Подобные высказывания, смысл которых ясен, ставят традиционный вопрос об идеях, или универсалиях на строго лингвистическую почву и оправдывают включение его в наше обсуждение.
Слово-идея и слово-идеал (т.е. символ), как и слово-понятие, различаются, хотя внешняя форма их представления, само слово, по видимости и неизменно. Но, кажется, русским философам удалось проникнуть в суть дела и показать историческую неидентичность этих понятий в различные моменты семантического развития слова в национальном пространстве языка. Образ, понятие и символ как содержательные формы концепта развиваются неравномерно, но неоднозначно же и воспринимаются научной рефлексией о явлении (слове), за которым скрыто сущее (концепт): содержательные формы слова бытийственно представлены на единой материи самого слова. К этому распределению формы и материи в аристотелевском смысле мы еще вернемся.
Реальность понятий как «символов» осознáет у нас только XVIII век в лице Григория Сковороды, однако С.Н. Булгаков прав, различая исходные словесные образы коренных славянских слов и новые «словесные образования», полностью нацеленные только на уже сложившееся в сознании «идентифицирующее значение» – на понятие. Сегодня не понятие воссоздается на основе традиционных содержательных форм слова, но слово регистрирует уже готовые понятия, как бы извлекая их из материи другого языка на идее иной культуры. Применительно же к средневековью мы не можем категорически говорить о понятийном мышлении, тогда просто не было выработанной культуры понятийного мышления. В представлениях средневекового человека не возникает знания о понятии в смысле conceptusʼа, ибо и представление есть форма воплощения образа. Русской философии это давно известно, поскольку в крестьянской среде России именно представление а не «отвлеченное понятие», и составляло образную явленность концепта. Даже термины сохранялись старые, – термины, по поводу которых ехидничали просвещенные западники: образ и подобие. Ср. свидетельство А.П. Щапова о том, что не было
«отвлеченных понятий о роде и виде – только сенсуально-конкретные „понятия“ семейства и формы» (Щапов 1908: III, 391).
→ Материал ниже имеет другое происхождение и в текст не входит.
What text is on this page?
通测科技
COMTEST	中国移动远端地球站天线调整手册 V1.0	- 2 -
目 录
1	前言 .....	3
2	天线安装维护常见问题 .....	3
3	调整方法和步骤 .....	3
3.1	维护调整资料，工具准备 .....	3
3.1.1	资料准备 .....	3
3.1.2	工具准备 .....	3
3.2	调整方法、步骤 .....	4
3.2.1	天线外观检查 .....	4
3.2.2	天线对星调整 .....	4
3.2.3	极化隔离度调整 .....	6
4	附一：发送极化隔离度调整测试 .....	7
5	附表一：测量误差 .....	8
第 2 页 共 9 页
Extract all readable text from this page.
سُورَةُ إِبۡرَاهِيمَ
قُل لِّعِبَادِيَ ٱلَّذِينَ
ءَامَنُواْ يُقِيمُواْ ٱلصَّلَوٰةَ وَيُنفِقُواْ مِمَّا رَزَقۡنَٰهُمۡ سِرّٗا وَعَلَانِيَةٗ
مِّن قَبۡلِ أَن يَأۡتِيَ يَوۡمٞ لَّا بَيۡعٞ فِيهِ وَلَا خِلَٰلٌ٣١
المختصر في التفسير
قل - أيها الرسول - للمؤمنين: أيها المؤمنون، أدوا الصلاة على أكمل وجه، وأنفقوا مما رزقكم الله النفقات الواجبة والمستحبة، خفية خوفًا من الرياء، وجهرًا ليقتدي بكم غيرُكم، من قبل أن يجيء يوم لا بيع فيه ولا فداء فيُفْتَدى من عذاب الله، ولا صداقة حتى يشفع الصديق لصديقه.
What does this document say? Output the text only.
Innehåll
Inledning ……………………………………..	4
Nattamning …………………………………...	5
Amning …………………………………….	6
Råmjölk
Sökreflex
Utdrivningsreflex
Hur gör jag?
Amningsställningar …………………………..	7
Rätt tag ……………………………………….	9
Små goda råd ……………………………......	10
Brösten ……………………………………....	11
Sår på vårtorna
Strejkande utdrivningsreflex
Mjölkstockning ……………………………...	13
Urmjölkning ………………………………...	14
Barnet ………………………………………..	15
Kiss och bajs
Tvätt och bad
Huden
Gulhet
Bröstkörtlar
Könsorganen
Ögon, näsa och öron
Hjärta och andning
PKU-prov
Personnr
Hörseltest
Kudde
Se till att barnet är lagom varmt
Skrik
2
Слова-слова с их абстрактными значениями второго уровня (абстракции, а не отвлеченности), а следовательно, и настоящие понятия появляются в Новое время как естественный результат уже осознанного понятийного значения и в старом слове, и в слове-идее. Понятие осознается, отчуждаясь от слова. В схоластике значение слова рассматривалось в связи с самим словом, метонимически представая как часть слова.